Para 2026, a projeção da inflação variou de 4,17% para 4,16%. Para 2027 e 2028, as previsões são de 3,8% e 3,5%, respectivamente.
Pela quarta semana seguida, a previsão foi reduzida, após a divulgação do resultado da inflação de outubro, a menor para o mês em quase 30 anos. Com isso, a estimativa alcançou o intervalo da meta de inflação que deve ser perseguida pelo BC.
Definida pelo Conselho Monetário Nacional (CMN), a meta é de 3%, com intervalo de tolerância de 1,5 ponto percentual para cima ou para baixo. Ou seja, o limite inferior é 1,5% e o superior 4,5%.
A redução na conta de luz puxou a inflação oficial para baixo e fez o IPCA fechar outubro em 0,09%, o menor para o mês desde 1998, segundo o IBGE. Em setembro, o índice havia marcado 0,48%. Em outubro de 2024, a variação foi de 0,56%.
Com esse resultado, a inflação acumulada em 12 meses é 4,68%, a primeira vez, em oito meses, que o patamar fica abaixo da casa de 5%. No entanto, ainda acima do teto da meta do CMN.
Na próxima quarta-feira (10), o IBGE divulga o IPCA de novembro.
Juros básicos
Para alcançar a meta de inflação, o Banco Central usa como principal instrumento a taxa básica de juros – a Selic – definida em 15% ao ano pelo Comitê de Política Monetária (Copom) do BC. O recuo da inflação e a desaceleração da economia levaram à manutenção da Selic pela terceira vez seguida, na última reunião, no início do mês passado.
No entanto, o colegiado não descarta a possibilidade de voltar a elevar os juros “caso julgue apropriado”.
Em nota, o BC informou que o ambiente externo se mantém incerto por causa da conjuntura e da política econômica nos Estados Unidos, com reflexos nas condições financeiras globais. No Brasil, a autarquia destacou que a inflação continua acima da meta, apesar da desaceleração da atividade econômica, o que indica que os juros continuarão altos por bastante tempo.
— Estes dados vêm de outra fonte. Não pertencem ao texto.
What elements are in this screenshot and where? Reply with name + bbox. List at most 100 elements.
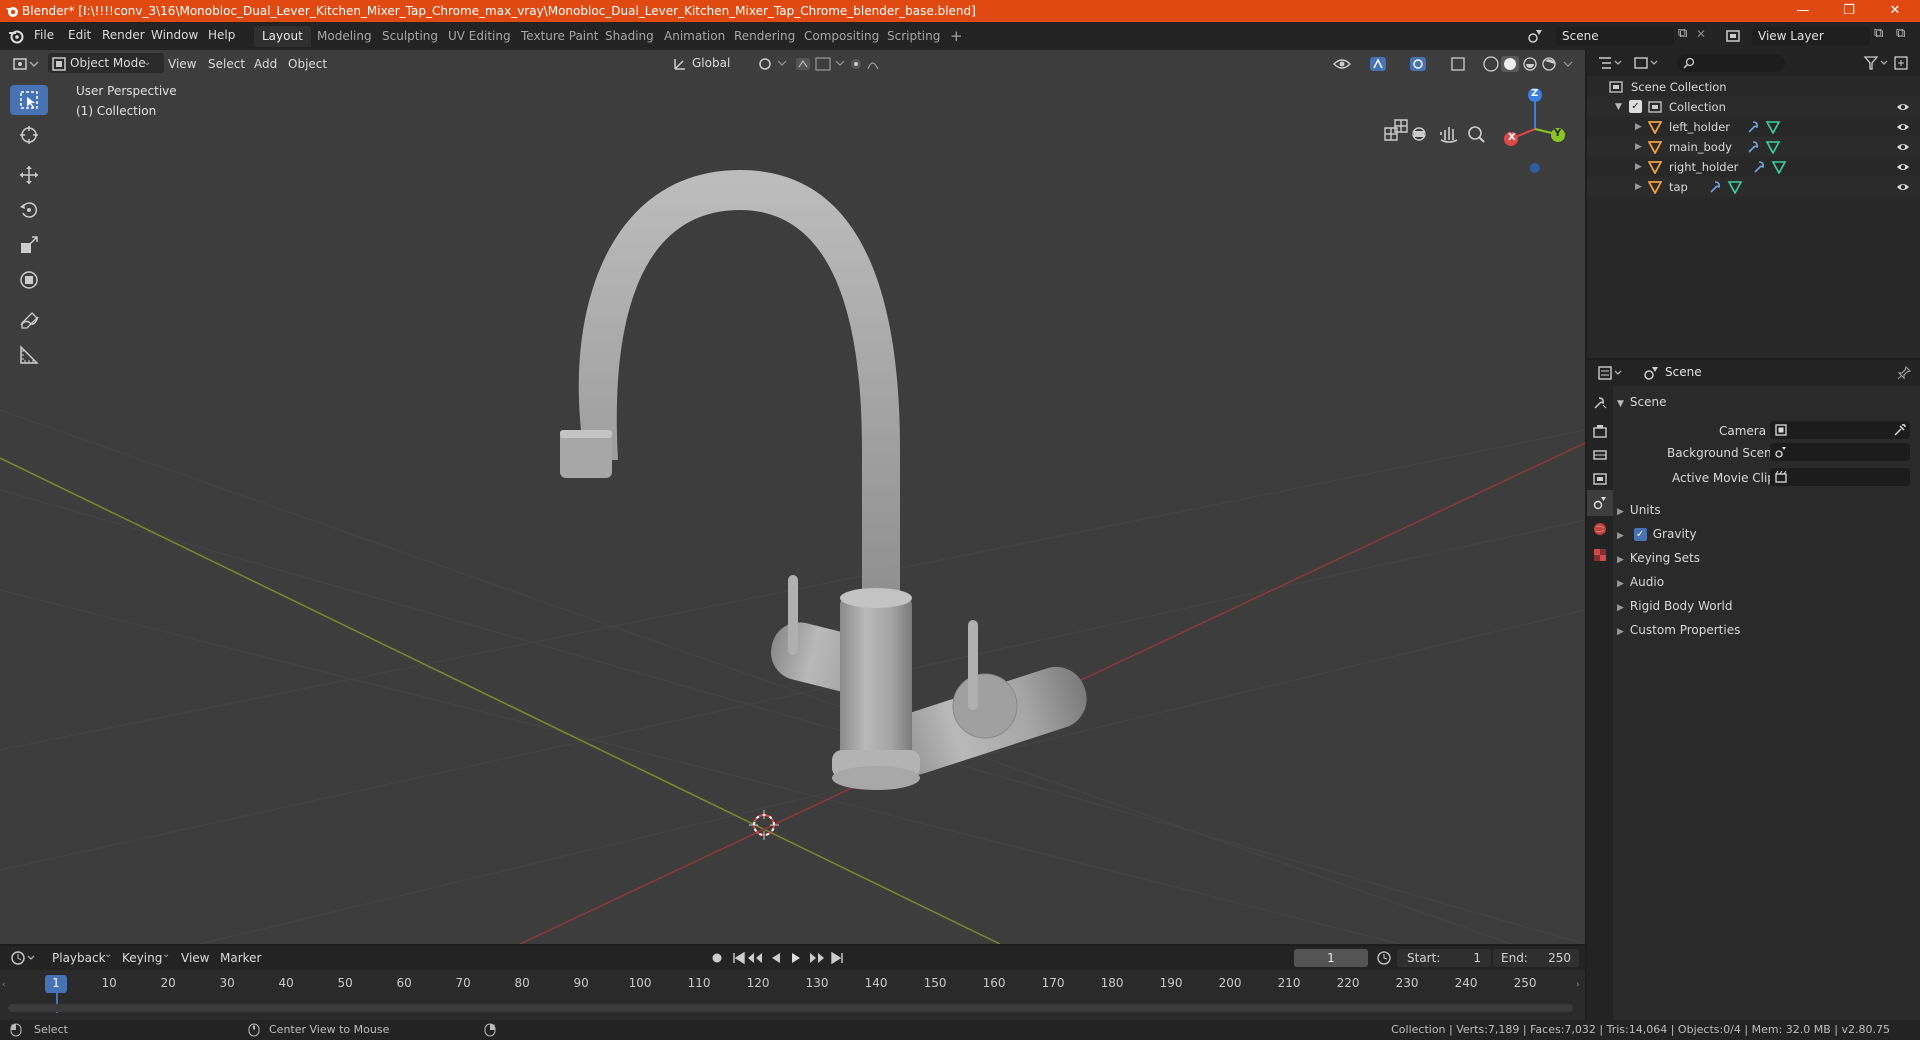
view-layer-icon[interactable] (1725, 27, 1743, 45)
menu-playback[interactable]: Playback (52, 948, 106, 968)
expand-arrow-icon[interactable]: ▶ (1635, 117, 1642, 137)
tool-tab-icon[interactable] (1593, 396, 1607, 410)
scene-name-field[interactable]: Scene (1556, 27, 1674, 45)
close-button[interactable]: ✕ (1872, 0, 1918, 22)
tab-rendering[interactable]: Rendering (726, 26, 803, 47)
navigation-buttons[interactable] (1379, 122, 1499, 146)
modifier-mesh-icons[interactable] (1747, 140, 1783, 154)
minimize-button[interactable]: — (1780, 0, 1826, 22)
tap-model[interactable] (560, 170, 1094, 790)
world-tab-icon[interactable] (1593, 522, 1607, 536)
display-mode-icon[interactable] (1633, 55, 1661, 71)
new-view-layer-icon[interactable]: ⧉ (1874, 26, 1883, 41)
output-tab-icon[interactable] (1593, 448, 1607, 462)
timeline-editor-icon[interactable] (10, 950, 38, 966)
select-box-tool[interactable] (10, 85, 48, 115)
remove-view-layer-icon[interactable]: ⧉ (1896, 26, 1905, 41)
audio-panel[interactable]: ▶ Audio (1617, 570, 1917, 594)
collapse-arrow-icon[interactable]: ▼ (1615, 97, 1622, 117)
outliner-object-main-body[interactable]: ▶ main_body (1587, 137, 1920, 157)
restore-button[interactable]: ❐ (1826, 0, 1872, 22)
tab-compositing[interactable]: Compositing (796, 26, 887, 47)
scene-selector-icon[interactable] (1527, 27, 1545, 45)
measure-tool[interactable] (10, 340, 48, 370)
menu-object[interactable]: Object (288, 54, 327, 74)
3d-cursor-icon[interactable] (749, 810, 779, 840)
menu-view[interactable]: View (168, 54, 196, 74)
scene-tab[interactable] (1587, 490, 1613, 516)
eye-icon[interactable] (1896, 101, 1910, 113)
timeline-scrollbar[interactable] (8, 1004, 1573, 1012)
scroll-left-icon[interactable]: ‹ (2, 980, 6, 990)
menu-view[interactable]: View (181, 948, 209, 968)
properties-editor-icon[interactable] (1597, 365, 1625, 381)
menu-keying[interactable]: Keying (122, 948, 162, 968)
active-movie-clip-field[interactable] (1770, 468, 1910, 486)
tab-layout[interactable]: Layout (254, 26, 311, 47)
cursor-tool[interactable] (10, 120, 48, 150)
eye-icon[interactable] (1896, 141, 1910, 153)
outliner-object-left-holder[interactable]: ▶ left_holder (1587, 117, 1920, 137)
modifier-mesh-icons[interactable] (1709, 180, 1745, 194)
view-layer-tab-icon[interactable] (1593, 472, 1607, 486)
menu-edit[interactable]: Edit (68, 28, 91, 42)
annotate-tool[interactable] (10, 305, 48, 335)
move-tool[interactable] (10, 160, 48, 190)
custom-properties-panel[interactable]: ▶ Custom Properties (1617, 618, 1917, 642)
gravity-checkbox[interactable]: ✓ (1633, 528, 1647, 541)
outliner-editor-icon[interactable] (1597, 55, 1625, 71)
delete-scene-icon[interactable]: ✕ (1696, 27, 1706, 41)
modifier-mesh-icons[interactable] (1747, 120, 1783, 134)
menu-select[interactable]: Select (208, 54, 245, 74)
menu-help[interactable]: Help (208, 28, 235, 42)
keying-sets-panel[interactable]: ▶ Keying Sets (1617, 546, 1917, 570)
outliner-collection[interactable]: ▼ ✓ Collection (1587, 97, 1920, 117)
expand-arrow-icon[interactable]: ▶ (1635, 177, 1642, 197)
background-scene-field[interactable] (1770, 443, 1910, 461)
tab-sculpting[interactable]: Sculpting (374, 26, 446, 47)
tab-modeling[interactable]: Modeling (309, 26, 380, 47)
rigid-body-world-panel[interactable]: ▶ Rigid Body World (1617, 594, 1917, 618)
tab-shading[interactable]: Shading (597, 26, 662, 47)
viewport-navigation-icons[interactable] (1385, 80, 1445, 290)
units-panel[interactable]: ▶ Units (1617, 498, 1917, 522)
render-tab-icon[interactable] (1593, 424, 1607, 438)
3d-viewport[interactable]: Object Mode ⌄ View Select Add Object Glo… (0, 50, 1585, 944)
modifier-mesh-icons[interactable] (1753, 160, 1789, 174)
timeline-frames-area[interactable]: 1 10 20 30 40 50 60 70 80 90 100 110 120 130 140 150 160… (0, 970, 1585, 1020)
scroll-right-icon[interactable]: › (1576, 980, 1580, 990)
menu-add[interactable]: Add (254, 54, 277, 74)
start-frame-field[interactable]: Start: 1 (1397, 949, 1491, 967)
outliner-search-input[interactable] (1677, 54, 1785, 72)
blender-menu-icon[interactable] (8, 28, 24, 44)
outliner-object-right-holder[interactable]: ▶ right_holder (1587, 157, 1920, 177)
outliner-scene-collection[interactable]: Scene Collection (1587, 77, 1920, 97)
tab-scripting[interactable]: Scripting (879, 26, 948, 47)
view-layer-field[interactable]: View Layer (1752, 27, 1870, 45)
eye-icon[interactable] (1896, 161, 1910, 173)
tab-animation[interactable]: Animation (656, 26, 733, 47)
scene-section-header[interactable]: ▼ Scene (1617, 390, 1917, 414)
new-scene-icon[interactable]: ⧉ (1678, 26, 1687, 41)
add-workspace-button[interactable]: + (942, 26, 971, 47)
tab-texture-paint[interactable]: Texture Paint (513, 26, 606, 47)
gravity-panel[interactable]: ▶ ✓ Gravity (1617, 522, 1917, 546)
filter-icon[interactable] (1863, 55, 1913, 71)
pin-icon[interactable] (1897, 366, 1911, 380)
editor-type-icon[interactable] (12, 55, 40, 73)
menu-window[interactable]: Window (151, 28, 198, 42)
menu-render[interactable]: Render (102, 28, 145, 42)
camera-field[interactable] (1770, 421, 1910, 439)
tab-uv-editing[interactable]: UV Editing (440, 26, 519, 47)
preview-range-icon[interactable] (1376, 950, 1392, 966)
rotate-tool[interactable] (10, 195, 48, 225)
eye-icon[interactable] (1896, 181, 1910, 193)
snapping-tools-icon[interactable] (756, 55, 886, 73)
expand-arrow-icon[interactable]: ▶ (1635, 157, 1642, 177)
end-frame-field[interactable]: End: 250 (1493, 949, 1579, 967)
scale-tool[interactable] (10, 230, 48, 260)
eye-icon[interactable] (1896, 121, 1910, 133)
texture-tab-icon[interactable] (1593, 548, 1607, 562)
viewport-shading-controls[interactable] (1330, 54, 1580, 74)
outliner-object-tap[interactable]: ▶ tap (1587, 177, 1920, 197)
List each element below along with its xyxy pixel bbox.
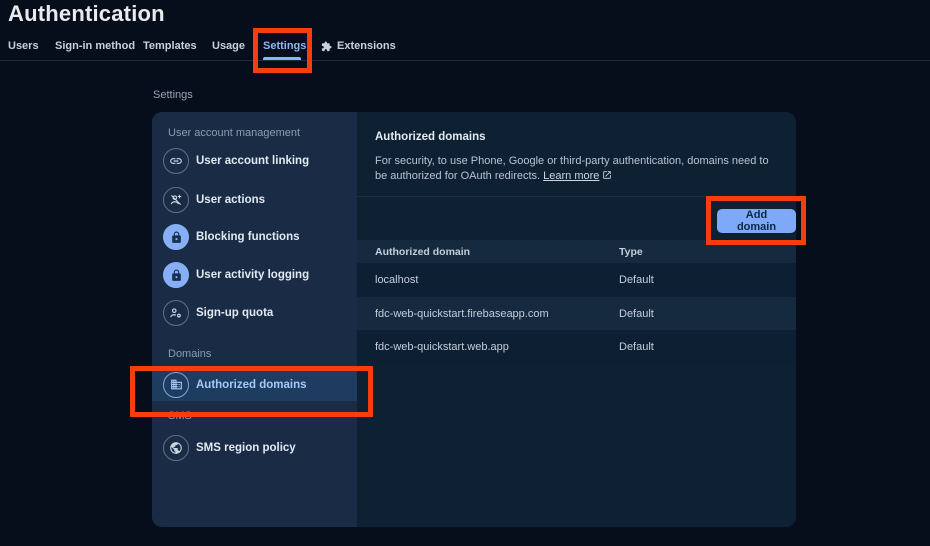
type-cell: Default — [619, 341, 654, 353]
sidebar-item-user-actions[interactable]: User actions — [152, 183, 357, 217]
breadcrumb: Settings — [153, 89, 193, 101]
content-description: For security, to use Phone, Google or th… — [375, 154, 777, 184]
table-row-firebaseapp[interactable]: fdc-web-quickstart.firebaseapp.com Defau… — [357, 297, 796, 330]
tab-extensions[interactable]: Extensions — [321, 38, 396, 54]
tab-templates[interactable]: Templates — [143, 38, 197, 54]
tab-users[interactable]: Users — [8, 38, 39, 54]
sidebar-item-label: User activity logging — [196, 269, 309, 281]
add-domain-button[interactable]: Add domain — [717, 209, 796, 233]
settings-card: User account management User account lin… — [152, 112, 796, 527]
domain-cell: fdc-web-quickstart.web.app — [357, 341, 619, 353]
section-user-account-management: User account management — [168, 127, 300, 139]
content-title: Authorized domains — [375, 131, 486, 143]
open-in-new-icon — [602, 170, 612, 180]
page-title: Authentication — [8, 1, 165, 27]
sidebar-item-user-activity-logging[interactable]: User activity logging — [152, 258, 357, 292]
sidebar-item-label: SMS region policy — [196, 442, 296, 454]
content-divider — [357, 196, 796, 197]
sidebar-item-authorized-domains[interactable]: Authorized domains — [152, 368, 357, 401]
domain-cell: fdc-web-quickstart.firebaseapp.com — [357, 308, 619, 320]
sidebar-item-user-account-linking[interactable]: User account linking — [152, 144, 357, 178]
sidebar-item-blocking-functions[interactable]: Blocking functions — [152, 220, 357, 254]
puzzle-icon — [321, 41, 332, 52]
sidebar-item-label: User actions — [196, 194, 265, 206]
tab-usage[interactable]: Usage — [212, 38, 245, 54]
sidebar-item-sign-up-quota[interactable]: Sign-up quota — [152, 296, 357, 330]
tab-settings[interactable]: Settings — [263, 38, 306, 54]
type-cell: Default — [619, 308, 654, 320]
section-domains: Domains — [168, 348, 211, 360]
settings-sidebar: User account management User account lin… — [152, 112, 357, 527]
globe-icon — [163, 435, 189, 461]
tab-sign-in-method[interactable]: Sign-in method — [55, 38, 135, 54]
sidebar-item-label: Sign-up quota — [196, 307, 273, 319]
sidebar-item-label: Blocking functions — [196, 231, 300, 243]
domain-icon — [163, 372, 189, 398]
sidebar-item-label: Authorized domains — [196, 379, 307, 391]
table-row-localhost[interactable]: localhost Default — [357, 263, 796, 297]
person-gear-icon — [163, 300, 189, 326]
person-add-disabled-icon — [163, 187, 189, 213]
section-sms: SMS — [168, 410, 192, 422]
sidebar-item-label: User account linking — [196, 155, 309, 167]
lock-icon — [163, 262, 189, 288]
type-cell: Default — [619, 274, 654, 286]
column-header-authorized-domain: Authorized domain — [357, 246, 619, 258]
header-divider — [0, 60, 930, 61]
learn-more-link[interactable]: Learn more — [543, 170, 599, 182]
link-icon — [163, 148, 189, 174]
sidebar-item-sms-region-policy[interactable]: SMS region policy — [152, 431, 357, 465]
lock-icon — [163, 224, 189, 250]
column-header-type: Type — [619, 246, 643, 258]
table-header-row: Authorized domain Type — [357, 240, 796, 263]
table-row-webapp[interactable]: fdc-web-quickstart.web.app Default — [357, 330, 796, 363]
domain-cell: localhost — [357, 274, 619, 286]
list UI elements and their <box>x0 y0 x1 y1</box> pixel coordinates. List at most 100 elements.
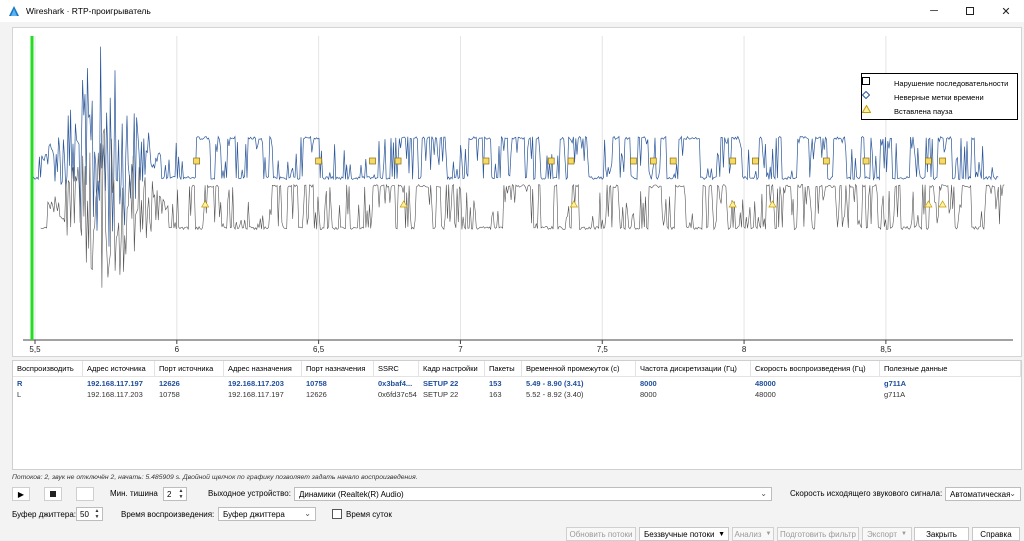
prepare-filter-button[interactable]: Подготовить фильтр <box>777 527 859 541</box>
maximize-icon <box>966 7 974 15</box>
close-window-button[interactable]: ✕ <box>988 0 1024 22</box>
table-cell: 153 <box>489 379 502 388</box>
jitter-buffer-spinbox[interactable]: 50 ▲ ▼ <box>76 507 103 521</box>
table-cell: 0x6fd37c54 <box>378 390 417 399</box>
analyze-label: Анализ <box>734 529 762 539</box>
jitter-buffer-label: Буфер джиттера: <box>12 510 76 519</box>
table-cell: SETUP 22 <box>423 390 459 399</box>
sequence-error-marker <box>752 157 759 165</box>
table-cell: 0x3baf4... <box>378 379 413 388</box>
x-tick-label: 7 <box>458 345 463 354</box>
legend-entry: Вставлена пауза <box>862 105 953 117</box>
waveform-L[interactable] <box>40 128 1005 288</box>
sequence-error-marker <box>925 157 932 165</box>
x-tick-label: 5,5 <box>29 345 41 354</box>
skip-silence-button[interactable] <box>76 487 94 501</box>
sequence-error-marker <box>649 157 657 165</box>
output-rate-value: Автоматическая <box>950 489 1011 499</box>
output-rate-label: Скорость исходящего звукового сигнала: <box>790 489 943 498</box>
column-header[interactable]: SSRC <box>374 361 419 377</box>
sequence-error-marker <box>547 157 555 165</box>
export-button[interactable]: Экспорт ▼ <box>862 527 912 541</box>
column-header[interactable]: Порт источника <box>155 361 224 377</box>
table-cell: 192.168.117.197 <box>228 390 284 399</box>
column-header[interactable]: Адрес источника <box>83 361 155 377</box>
refresh-streams-button[interactable]: Обновить потоки <box>566 527 636 541</box>
table-row[interactable]: R 192.168.117.197 12626 192.168.117.203 1075… <box>13 378 1021 389</box>
window-title: Wireshark · RTP-проигрыватель <box>26 6 151 16</box>
sequence-error-marker <box>394 157 402 165</box>
table-cell: 8000 <box>640 379 657 388</box>
rtp-player-window: Wireshark · RTP-проигрыватель ─ ✕ 5,5 6 6,… <box>0 0 1024 541</box>
sequence-error-marker <box>567 157 575 165</box>
sequence-error-marker <box>482 157 490 165</box>
output-device-select[interactable]: Динамики (Realtek(R) Audio) ⌄ <box>294 487 772 501</box>
table-cell: SETUP 22 <box>423 379 459 388</box>
column-header[interactable]: Пакеты <box>485 361 522 377</box>
table-cell: 8000 <box>640 390 657 399</box>
table-cell: 12626 <box>306 390 327 399</box>
analyze-button[interactable]: Анализ ▼ <box>732 527 774 541</box>
spin-arrows-icon[interactable]: ▲ ▼ <box>177 488 185 500</box>
column-header[interactable]: Временной промежуток (с) <box>522 361 636 377</box>
mute-streams-button[interactable]: Беззвучные потоки ▼ <box>639 527 729 541</box>
column-header[interactable]: Адрес назначения <box>224 361 302 377</box>
x-tick-label: 6 <box>175 345 180 354</box>
inserted-silence-marker <box>569 200 578 208</box>
table-cell: 163 <box>489 390 502 399</box>
min-silence-label: Мин. тишина <box>110 489 158 498</box>
inserted-silence-marker <box>728 200 737 208</box>
chevron-down-icon: ⌄ <box>760 489 767 498</box>
status-text: Потоков: 2, звук не отключён 2, начать: … <box>12 474 418 481</box>
help-button[interactable]: Справка <box>972 527 1020 541</box>
streams-table[interactable]: Воспроизводить Адрес источника Порт источн… <box>12 360 1022 470</box>
spin-arrows-icon[interactable]: ▲ ▼ <box>93 508 101 520</box>
table-cell: 48000 <box>755 390 776 399</box>
stop-icon <box>50 491 56 497</box>
column-header[interactable]: Частота дискретизации (Гц) <box>636 361 751 377</box>
min-silence-spinbox[interactable]: 2 ▲ ▼ <box>163 487 187 501</box>
sequence-error-marker <box>822 157 830 165</box>
x-tick-label: 8,5 <box>880 345 892 354</box>
waveform-plot[interactable]: 5,5 6 6,5 7 7,5 8 8,5 Нарушение последовательн… <box>12 27 1022 357</box>
x-tick-label: 8 <box>742 345 747 354</box>
close-button[interactable]: Закрыть <box>914 527 969 541</box>
table-cell: 192.168.117.197 <box>87 379 143 388</box>
stop-button[interactable] <box>44 487 62 501</box>
maximize-button[interactable] <box>952 0 988 22</box>
plot-legend: Нарушение последовательности Неверные мет… <box>861 73 1018 120</box>
inserted-silence-marker <box>938 200 947 208</box>
column-header[interactable]: Скорость воспроизведения (Гц) <box>751 361 880 377</box>
table-cell: g711A <box>884 390 906 399</box>
legend-label: Вставлена пауза <box>894 106 953 116</box>
play-button[interactable]: ▶ <box>12 487 30 501</box>
playback-time-value: Буфер джиттера <box>223 509 285 519</box>
playback-time-select[interactable]: Буфер джиттера ⌄ <box>218 507 316 521</box>
time-of-day-checkbox[interactable] <box>332 509 342 519</box>
legend-entry: Нарушение последовательности <box>862 77 1008 89</box>
legend-label: Неверные метки времени <box>894 92 984 102</box>
sequence-error-marker <box>369 157 376 165</box>
output-rate-select[interactable]: Автоматическая ⌄ <box>945 487 1021 501</box>
sequence-error-marker <box>315 157 322 165</box>
minimize-icon: ─ <box>930 5 938 17</box>
jitter-buffer-value: 50 <box>80 509 89 519</box>
table-cell: 12626 <box>159 379 180 388</box>
table-row[interactable]: L 192.168.117.203 10758 192.168.117.197 1262… <box>13 389 1021 400</box>
sequence-error-marker <box>193 157 201 165</box>
table-cell: 5.49 - 8.90 (3.41) <box>526 379 584 388</box>
column-header[interactable]: Полезные данные <box>880 361 1021 377</box>
dropdown-arrow-icon: ▼ <box>901 531 907 537</box>
column-header[interactable]: Кадр настройки <box>419 361 485 377</box>
table-cell: 5.52 - 8.92 (3.40) <box>526 390 584 399</box>
min-silence-value: 2 <box>167 489 172 499</box>
output-device-value: Динамики (Realtek(R) Audio) <box>299 489 404 499</box>
dropdown-arrow-icon[interactable]: ▼ <box>718 531 725 538</box>
mute-streams-label: Беззвучные потоки <box>644 529 715 539</box>
inserted-silence-marker <box>924 200 933 208</box>
column-header[interactable]: Порт назначения <box>302 361 374 377</box>
output-device-label: Выходное устройство: <box>208 489 291 498</box>
legend-label: Нарушение последовательности <box>894 78 1009 88</box>
minimize-button[interactable]: ─ <box>916 0 952 22</box>
column-header[interactable]: Воспроизводить <box>13 361 83 377</box>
O Copom faz a última reunião do ano nesta terça (9) e quarta-feira (10), e a estimativa dos analistas de mercado é que a taxa básica encerre 2025 em 15% ao ano.
Para o fim de 2026, a expectativa é que a Selic caia para 12,25% ao ano. Para 2027 e 2028, a previsão é que ela seja reduzida novamente para 10,5% ao ano e 9,5% ao ano, respectivamente.
Quando o Copom aumenta a Selic, a finalidade é conter a demanda aquecida; isso causa reflexos nos preços porque os juros mais altos encarecem o crédito e estimulam a poupança. Assim, taxas mais altas também podem dificultar a expansão da economia. Os bancos ainda consideram outros fatores na hora de definir os juros cobrados dos consumidores, como risco de inadimplência, lucro e despesas administrativas.
Quando a taxa Selic é reduzida, a tendência é que o crédito fique mais barato, com incentivo à produção e ao consumo, reduzindo o controle sobre a inflação e estimulando a atividade econômica.